During the past few decades as America became a more consumer-oriented economy, the manufacturing sector has shrunk.

Many economists have argued that this is a structural change in the economy. They argue that just like a much smaller percentage of Americans work on farms than 100 years ago, so too that jobs to build cars will decrease no matter what the government tries to do.

They argue that the new reality is that jobs will come from companies like Apple, Google and other tech giants, a section in which America is an economic powerhouse. Additionally, if the president didn't hate oil and natural gas, the United States could experience even more of a boom in this sector.

Obama decided to go with the theory that manufacturing jobs are the future of American employment growth. The president bailed out GM and Chrysler in a questionable manner, which put the union members ahead of the creditors. The money for the bailout came courtesy of the U.S. taxpayer.

It isn't surprising that Obama wants money to be thrown at companies with unions like GM, and not companies like Apple, which doesn't have a unionized work force.

GM is doing much better now and selling cars, but the biggest spurt isn't occurring in the United States. China is currently the world’s largest auto market, with more cars sold there in a year than any other country.

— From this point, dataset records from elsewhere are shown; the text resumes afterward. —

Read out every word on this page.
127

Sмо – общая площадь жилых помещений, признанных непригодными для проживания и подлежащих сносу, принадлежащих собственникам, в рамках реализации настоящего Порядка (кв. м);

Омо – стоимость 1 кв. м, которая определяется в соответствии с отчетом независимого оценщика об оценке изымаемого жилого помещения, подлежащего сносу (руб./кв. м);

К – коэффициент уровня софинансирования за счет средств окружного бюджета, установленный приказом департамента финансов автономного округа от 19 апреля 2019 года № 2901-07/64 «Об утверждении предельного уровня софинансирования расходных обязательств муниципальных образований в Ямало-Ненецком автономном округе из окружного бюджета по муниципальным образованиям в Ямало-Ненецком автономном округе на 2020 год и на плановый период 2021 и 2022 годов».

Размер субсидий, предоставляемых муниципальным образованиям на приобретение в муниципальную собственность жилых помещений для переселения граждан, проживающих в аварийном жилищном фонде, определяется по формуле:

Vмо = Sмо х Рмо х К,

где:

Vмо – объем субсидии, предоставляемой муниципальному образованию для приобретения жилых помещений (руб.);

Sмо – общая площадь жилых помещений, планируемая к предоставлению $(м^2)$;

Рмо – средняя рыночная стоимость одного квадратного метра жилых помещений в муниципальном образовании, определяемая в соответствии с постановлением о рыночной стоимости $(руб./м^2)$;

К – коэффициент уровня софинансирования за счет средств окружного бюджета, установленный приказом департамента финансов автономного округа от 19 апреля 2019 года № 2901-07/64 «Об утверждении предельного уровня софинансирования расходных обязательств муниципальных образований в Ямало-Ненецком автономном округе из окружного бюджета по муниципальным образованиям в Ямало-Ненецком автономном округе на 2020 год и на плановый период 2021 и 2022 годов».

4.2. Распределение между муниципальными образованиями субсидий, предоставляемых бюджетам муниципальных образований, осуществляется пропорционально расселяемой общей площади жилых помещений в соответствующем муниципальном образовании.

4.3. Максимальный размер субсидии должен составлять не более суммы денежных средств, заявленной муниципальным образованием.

This growth has been slowing down as the government tries to cool the economy and clamp down on lending — enter GM.

General Motors recently announced plans to increase its dealership network in China by 600, from around 2,900 to 3,500.

GM has been focusing on its new Cadillac model, the 2012 Cadillac XTS.

GM said that the car would be build it in China (not America), and that it plans to follow up with an electric luxury-car line. GM is ignoring the recent slowdown in China and has predicted that the Chinese market should increase 7 percent to 10 percent a year.

The luxury-car market is expanding and BMW is entering it as well.

It is likely that these jobs won't be coming back to the United States. The cars are being built in China and sold to Chinese customers.

Not only is Obama not helping the U.S. manufacturing sector, he is spending taxpayer money to subsidize car production in China.

This is just another example of government money going to waste to make union workers at GM happy. Of course, if this trend continues too long, the union workers will lose their jobs and they won't be smiling any longer.